Ces derniers bénéficient, certes, de revenus corrects, mais pas nécessairement suffisants pour occuper un logement dans le secteur privé. Les faire partir du logement social provoquerait la rupture d’un équilibre social et serait contraire au principe même de mixité.

Des exemples seront certainement plus évocateurs.

Un couple occupe un appartement de 73 mètres carrés à Paris. Il dispose de 53 000 euros de revenus annuels, soit environ 4 416 euros par mois, et dépasse de 51 % les plafonds de ressources. En 2008, il acquitte un supplément de loyer de solidarité de 150 euros par mois. À compter du 1er janvier 2009, celui-ci passera à 384 euros. Si nous adoptons le texte qui nous est soumis, le supplément de loyer de solidarité de ce couple sera de 740 euros par mois, soit plus que le montant de son loyer, fixé à 633 euros. Ainsi, le montant total à payer pour la location de leur logement HLM sera de 1 373 euros, soit l’équivalent d’un loyer pour un logement dans le secteur privé.

M. Dominique Braye, rapporteur. C’est le but !

Mme Bariza Khiari. Un locataire vivant seul à Montrouge et disposant de 29 554 euros de ressources annuelles, soit environ 2 500 euros mensuels, dépasse de 25 % les plafonds de ressources. Aux termes de votre proposition, ce locataire devra acquitter un supplément de loyer de solidarité de 161 euros par mois, soit près de 2 000 euros par an, soit encore près de 80 % de son salaire mensuel.

Dernier exemple : une famille de quatre personnes vivant à Grenoble dispose de 51 000 euros de ressources annuelles, soit environ 4 300 euros par mois. Elle dépasse de 30 % les plafonds de ressources. Pour un logement de 85 mètres carrés, elle risque de payer un supplément de loyer de solidarité de près de 150 euros par mois, soit 1 776 euros par an.

Ces exemples vous montrent, s’il en était besoin, que la disposition que vous nous soumettez, madame la ministre, aura des incidences non négligeables pour les locataires du parc. C’est la raison pour laquelle nous nous y opposerons.

M. le président. La parole est à M. Guy Fischer, sur l'article.
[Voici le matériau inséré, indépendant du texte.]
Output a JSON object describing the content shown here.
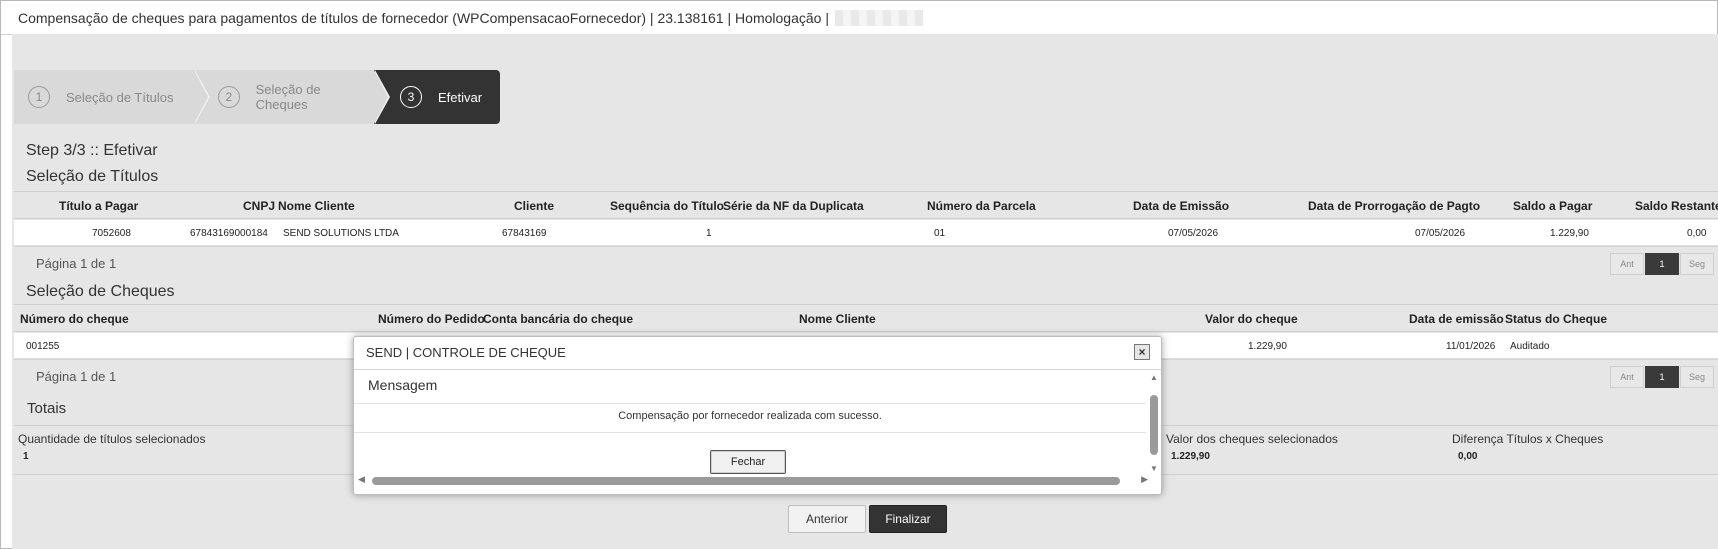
{
  "window": {
    "title": "Compensação de cheques para pagamentos de títulos de fornecedor (WPCompensacaoFornecedor) | 23.138161 | Homologação |"
  },
  "wizard": {
    "steps": [
      {
        "number": "1",
        "label": "Seleção de Títulos",
        "state": "inactive"
      },
      {
        "number": "2",
        "label": "Seleção de Cheques",
        "state": "inactive"
      },
      {
        "number": "3",
        "label": "Efetivar",
        "state": "active"
      }
    ]
  },
  "page": {
    "step_title": "Step 3/3 :: Efetivar"
  },
  "titulos": {
    "section_title": "Seleção de Títulos",
    "columns": [
      "Título a Pagar",
      "CNPJ",
      "Nome Cliente",
      "Cliente",
      "Sequência do Título",
      "Série da NF da Duplicata",
      "Número da Parcela",
      "Data de Emissão",
      "Data de Prorrogação de Pagto",
      "Saldo a Pagar",
      "Saldo Restante"
    ],
    "rows": [
      {
        "titulo": "7052608",
        "cnpj": "67843169000184",
        "nome": "SEND SOLUTIONS LTDA",
        "cliente": "67843169",
        "sequencia": "1",
        "serie": "",
        "parcela": "01",
        "emissao": "07/05/2026",
        "prorrogacao": "07/05/2026",
        "saldo_pagar": "1.229,90",
        "saldo_restante": "0,00"
      }
    ],
    "pager": {
      "text": "Página 1 de 1",
      "prev": "Ant",
      "page": "1",
      "next": "Seg"
    }
  },
  "cheques": {
    "section_title": "Seleção de Cheques",
    "columns": [
      "Número do cheque",
      "Número do Pedido",
      "Conta bancária do cheque",
      "Nome Cliente",
      "Valor do cheque",
      "Data de emissão",
      "Status do Cheque"
    ],
    "rows": [
      {
        "numero": "001255",
        "valor": "1.229,90",
        "emissao": "11/01/2026",
        "status": "Auditado"
      }
    ],
    "pager": {
      "text": "Página 1 de 1",
      "prev": "Ant",
      "page": "1",
      "next": "Seg"
    }
  },
  "totais": {
    "title": "Totais",
    "qtd_titulos_label": "Quantidade de títulos selecionados",
    "qtd_titulos_value": "1",
    "valor_cheques_label": "Valor dos cheques selecionados",
    "valor_cheques_value": "1.229,90",
    "diferenca_label": "Diferença Títulos x Cheques",
    "diferenca_value": "0,00"
  },
  "actions": {
    "anterior": "Anterior",
    "finalizar": "Finalizar"
  },
  "modal": {
    "title": "SEND | CONTROLE DE CHEQUE",
    "subtitle": "Mensagem",
    "message": "Compensação por fornecedor realizada com sucesso.",
    "button": "Fechar",
    "close_icon": "×"
  }
}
M. Guy Fischer. Cet article 21 prolonge de manière pour le moins discutable l’évolution des règles relatives à l’attribution de logements sociaux.

La minoration des plafonds de ressources prévue à cet article – donc par la voie législative, alors même qu’on procédait jusqu’à présent par voie réglementaire – vise concrètement à permettre au Gouvernement d’atteindre l’objectif qu’il s’est fixé, objectif auquel nous ne souscrivons aucunement.

À cette fin, il est demandé aux organismes bailleurs HLM qu’ils relogent de manière exclusive, sinon prioritaire, les ménages les plus modestes, les plus défavorisés.

Pour autant, monsieur Mercier, ne me faites pas dire ce que je n’ai pas dit ! Nous voulons bien sûr loger les ménages les plus modestes et les plus défavorisés, mais à condition que la mixité sociale soit préservée.

À écouter certains discours misérabilistes sur le logement que les partisans du projet de loi ont beau jeu de tenir, le mouvement HLM ne répondrait pas aux besoins dans sa politique de gestion locative et les plafonds de ressources seraient à la fois trop lâches et trop hauts, ce qui faciliterait le relogement de familles prétendument privilégiées, au détriment des plus pauvres.

Mais il va de soi que cet article 21 est d’une parfaite hypocrisie. En effet, de la part de ceux qui ont engendré le dispositif Robien, facilitant l’explosion des loyers du secteur privé, et voté la loi Méhaignerie et l’extinction des garanties de la loi de 1948, cet article 21 ne peut être que profondément mal venu.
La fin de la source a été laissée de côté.